Do yourself a favor and read Erin O’Keefe’s commentary on rescuing vulnerable racehorses. “Currently, the Thoroughbred industry lacks sufficient systems to ensure safety nets for all horses, leading to some that ‘fall through the cracks,’ a fact most are aware of and many are working towards solutions,” O’Keefe writes. “But what about horses that are shoved through those cracks? The horses that can clearly be identified as high risk, due to age, reproductive status/history, general performance, or injury? Our duty to those horses is to take greater care in transitioning them to a suitable next phase of life or maintaining ownership.”
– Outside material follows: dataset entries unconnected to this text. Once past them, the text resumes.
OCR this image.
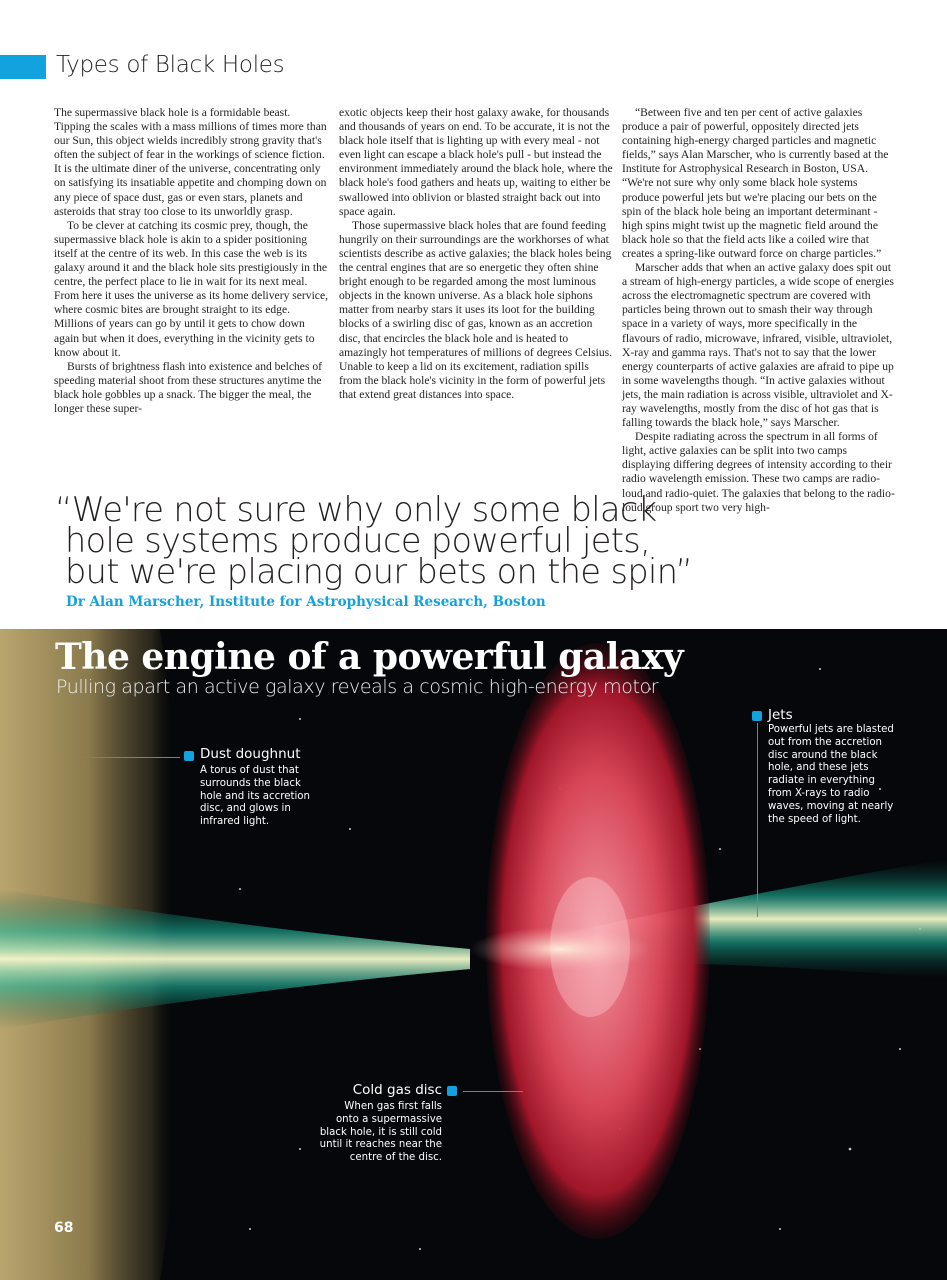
Types of Black Holes

The supermassive black hole is a formidable beast. Tipping the scales with a mass millions of times more than our Sun, this object wields incredibly strong gravity that's often the subject of fear in the workings of science fiction. It is the ultimate diner of the universe, concentrating only on satisfying its insatiable appetite and chomping down on any piece of space dust, gas or even stars, planets and asteroids that stray too close to its unworldly grasp.

To be clever at catching its cosmic prey, though, the supermassive black hole is akin to a spider positioning itself at the centre of its web. In this case the web is its galaxy around it and the black hole sits prestigiously in the centre, the perfect place to lie in wait for its next meal. From here it uses the universe as its home delivery service, where cosmic bites are brought straight to its edge. Millions of years can go by until it gets to chow down again but when it does, everything in the vicinity gets to know about it.

Bursts of brightness flash into existence and belches of speeding material shoot from these structures anytime the black hole gobbles up a snack. The bigger the meal, the longer these super-

exotic objects keep their host galaxy awake, for thousands and thousands of years on end. To be accurate, it is not the black hole itself that is lighting up with every meal - not even light can escape a black hole's pull - but instead the environment immediately around the black hole, where the black hole's food gathers and heats up, waiting to either be swallowed into oblivion or blasted straight back out into space again.

Those supermassive black holes that are found feeding hungrily on their surroundings are the workhorses of what scientists describe as active galaxies; the black holes being the central engines that are so energetic they often shine bright enough to be regarded among the most luminous objects in the known universe. As a black hole siphons matter from nearby stars it uses its loot for the building blocks of a swirling disc of gas, known as an accretion disc, that encircles the black hole and is heated to amazingly hot temperatures of millions of degrees Celsius. Unable to keep a lid on its excitement, radiation spills from the black hole's vicinity in the form of powerful jets that extend great distances into space.

“Between five and ten per cent of active galaxies produce a pair of powerful, oppositely directed jets containing high-energy charged particles and magnetic fields,” says Alan Marscher, who is currently based at the Institute for Astrophysical Research in Boston, USA. “We're not sure why only some black hole systems produce powerful jets but we're placing our bets on the spin of the black hole being an important determinant - high spins might twist up the magnetic field around the black hole so that the field acts like a coiled wire that creates a spring-like outward force on charge particles.”

Marscher adds that when an active galaxy does spit out a stream of high-energy particles, a wide scope of energies across the electromagnetic spectrum are covered with particles being thrown out to smash their way through space in a variety of ways, more specifically in the flavours of radio, microwave, infrared, visible, ultraviolet, X-ray and gamma rays. That's not to say that the lower energy counterparts of active galaxies are afraid to pipe up in some wavelengths though. “In active galaxies without jets, the main radiation is across visible, ultraviolet and X-ray wavelengths, mostly from the disc of hot gas that is falling towards the black hole,” says Marscher.

Despite radiating across the spectrum in all forms of light, active galaxies can be split into two camps displaying differing degrees of intensity according to their radio wavelength emission. These two camps are radio-loud and radio-quiet. The galaxies that belong to the radio-loud group sport two very high-

“We're not sure why only some black
hole systems produce powerful jets,
but we're placing our bets on the spin”
Dr Alan Marscher, Institute for Astrophysical Research, Boston
The engine of a powerful galaxy
Pulling apart an active galaxy reveals a cosmic high-energy motor
Dust doughnut
A torus of dust that
surrounds the black
hole and its accretion
disc, and glows in
infrared light.
Jets
Powerful jets are blasted
out from the accretion
disc around the black
hole, and these jets
radiate in everything
from X-rays to radio
waves, moving at nearly
the speed of light.
Cold gas disc
When gas first falls
onto a supermassive
black hole, it is still cold
until it reaches near the
centre of the disc.
68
One final note on the new HISA figures.
There was another interesting tidbit about riding crop violations from the new HISA safety figures. The feds tell us: “During the first quarter of 2024, HISA reported 4.74 crop rule violations per 1,000 starts, compared to 4.46 crop rule violations per 1,000 starts in the first quarter” of 2023. I wonder why crop rule violations didn’t decrease this year. Are regulators looking more closely at the work jockeys are doing in races? Is the increase just a statistical variance? Is there a measure of subjective analysis of these crop rule cases that regulators need to tweak? I’d love to hear from a jockey or two.